To overcome this problem I decided to look for adverbs and adjectives in pairs as a means to provide the cross-checking that was needed. Derivation of adverbs from adjectives is highly productive in English, and morphologically very regular, so there are few adverbs that are excluded in principle by this methodology.
(Some authors have argued that the relationship between adjectives and adverbs is so productive that it should be modelled as inflection rather than derivation. The traditional objection to this idea is that inflection should not change the lexical category of a word, however that begs the question because it assumes that adverbs and adjectives are separate categories.
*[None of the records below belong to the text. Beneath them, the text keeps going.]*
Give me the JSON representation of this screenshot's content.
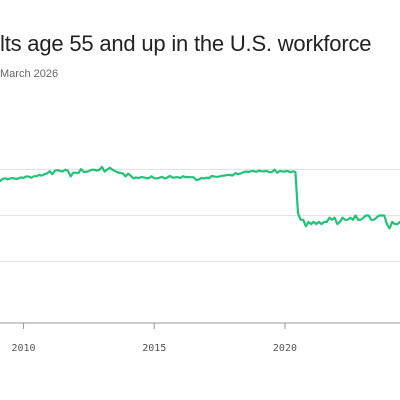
{
  "header": {
    "title": "lts age 55 and up in the U.S. workforce",
    "subtitle": "March 2026"
  },
  "chart_data": {
    "type": "line",
    "x_tick_labels": [
      "2010",
      "2015",
      "2020"
    ],
    "x_ticks": [
      2010,
      2015,
      2020
    ],
    "xlim": [
      2009.1,
      2024.4
    ],
    "ylim": [
      0,
      1
    ],
    "y_grid": [
      0.286,
      0.5,
      0.714
    ],
    "grid": true,
    "line_color": "#22c378",
    "series": [
      {
        "x": [
          2009.1,
          2009.2,
          2009.3,
          2009.4,
          2009.5,
          2009.6,
          2009.7,
          2009.8,
          2009.9,
          2010.0,
          2010.1,
          2010.2,
          2010.3,
          2010.4,
          2010.5,
          2010.6,
          2010.7,
          2010.8,
          2010.9,
          2011.0,
          2011.1,
          2011.2,
          2011.3,
          2011.4,
          2011.5,
          2011.6,
          2011.7,
          2011.8,
          2011.9,
          2012.0,
          2012.1,
          2012.2,
          2012.3,
          2012.4,
          2012.5,
          2012.6,
          2012.7,
          2012.8,
          2012.9,
          2013.0,
          2013.1,
          2013.2,
          2013.3,
          2013.4,
          2013.5,
          2013.6,
          2013.7,
          2013.8,
          2013.9,
          2014.0,
          2014.1,
          2014.2,
          2014.3,
          2014.4,
          2014.5,
          2014.6,
          2014.7,
          2014.8,
          2014.9,
          2015.0,
          2015.1,
          2015.2,
          2015.3,
          2015.4,
          2015.5,
          2015.6,
          2015.7,
          2015.8,
          2015.9,
          2016.0,
          2016.1,
          2016.2,
          2016.3,
          2016.4,
          2016.5,
          2016.6,
          2016.7,
          2016.8,
          2016.9,
          2017.0,
          2017.1,
          2017.2,
          2017.3,
          2017.4,
          2017.5,
          2017.6,
          2017.7,
          2017.8,
          2017.9,
          2018.0,
          2018.1,
          2018.2,
          2018.3,
          2018.4,
          2018.5,
          2018.6,
          2018.7,
          2018.8,
          2018.9,
          2019.0,
          2019.1,
          2019.2,
          2019.3,
          2019.4,
          2019.5,
          2019.6,
          2019.7,
          2019.8,
          2019.9,
          2020.0,
          2020.1,
          2020.2,
          2020.3,
          2020.4,
          2020.5,
          2020.6,
          2020.7,
          2020.8,
          2020.9,
          2021.0,
          2021.1,
          2021.2,
          2021.3,
          2021.4,
          2021.5,
          2021.6,
          2021.7,
          2021.8,
          2021.9,
          2022.0,
          2022.1,
          2022.2,
          2022.3,
          2022.4,
          2022.5,
          2022.6,
          2022.7,
          2022.8,
          2022.9,
          2023.0,
          2023.1,
          2023.2,
          2023.3,
          2023.4,
          2023.5,
          2023.6,
          2023.7,
          2023.8,
          2023.9,
          2024.0,
          2024.1,
          2024.2,
          2024.3,
          2024.4
        ],
        "y": [
          0.66,
          0.67,
          0.673,
          0.668,
          0.673,
          0.674,
          0.67,
          0.672,
          0.677,
          0.675,
          0.682,
          0.681,
          0.676,
          0.683,
          0.683,
          0.689,
          0.685,
          0.692,
          0.696,
          0.706,
          0.692,
          0.708,
          0.711,
          0.707,
          0.705,
          0.713,
          0.708,
          0.682,
          0.699,
          0.699,
          0.697,
          0.716,
          0.703,
          0.703,
          0.707,
          0.712,
          0.713,
          0.709,
          0.712,
          0.726,
          0.704,
          0.714,
          0.722,
          0.713,
          0.707,
          0.701,
          0.697,
          0.696,
          0.682,
          0.695,
          0.685,
          0.673,
          0.677,
          0.674,
          0.679,
          0.677,
          0.674,
          0.674,
          0.683,
          0.673,
          0.673,
          0.676,
          0.68,
          0.672,
          0.676,
          0.684,
          0.676,
          0.677,
          0.678,
          0.675,
          0.683,
          0.678,
          0.679,
          0.678,
          0.678,
          0.665,
          0.667,
          0.675,
          0.672,
          0.676,
          0.674,
          0.684,
          0.681,
          0.68,
          0.682,
          0.685,
          0.686,
          0.689,
          0.688,
          0.686,
          0.697,
          0.692,
          0.695,
          0.701,
          0.704,
          0.703,
          0.706,
          0.707,
          0.703,
          0.709,
          0.706,
          0.705,
          0.708,
          0.701,
          0.702,
          0.713,
          0.699,
          0.707,
          0.705,
          0.704,
          0.708,
          0.701,
          0.705,
          0.703,
          0.51,
          0.48,
          0.48,
          0.45,
          0.47,
          0.46,
          0.47,
          0.46,
          0.47,
          0.46,
          0.47,
          0.47,
          0.49,
          0.48,
          0.49,
          0.46,
          0.47,
          0.49,
          0.48,
          0.48,
          0.49,
          0.48,
          0.5,
          0.48,
          0.48,
          0.49,
          0.5,
          0.5,
          0.48,
          0.48,
          0.49,
          0.5,
          0.5,
          0.5,
          0.46,
          0.44,
          0.47,
          0.46,
          0.46,
          0.47
        ]
      }
    ]
  }
}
My difficulty lies with the semantics rather than the syntax: the usual meaning of an adverb derived from an adjective is ‘in an X manner’, but there are too many exceptions to comfortably get away without explicit entries in the lexicon.)
The morphological relationship is sufficient to act as an initial filter for the adverbs. For adjectives I looked for words preceded by a hedge such as ’slightly’ or ‘very’. The script can be found here and the results were as follows:
| threshold | matches | modifers | mistakes | accuracy | efficiency |
|---|---|---|---|---|---|
| 1 | 935 | 913 | 22 | 97.6% | — |
| 2 | 594 | 584 | 10 | 98.3% | 3.6% |
| 3 | 463 | 457 | 6 | 98.7% | 3.1% |
| 4 | 386 | 383 | 3 | 99.2% | 4.1% |
| 6 | 302 | 300 | 2 | 99.3% | 1.2% |
Most of the false positives (17 out of 22) were noun-adjective pairs that had slipped through the hedge filter. A significant fraction of these were due to the use of ‘very’ as an adjective, notably within the phrase ‘the very time’. Others formed part of expressions such as ‘time consuming’ and ‘time critical’.
The total number of pairs found is quite low, even without setting a threshold. This is largely attributable to the hedge filter, for two reasons. Firstly, by its nature it is specific to comparable adjectives and adverbs (or to be more precise, those that have been used comparably in the corpus — hence the appearance of unique in the output). Secondly, even for comparable adjectives, only about one instance in a hundred is accepted. Both of these characteristics are undesirable, but I don’t currently have a better solution.
In the interests of consistency I will be trying to stick to the policy of using a threshold of two. The resulting word list can be found here.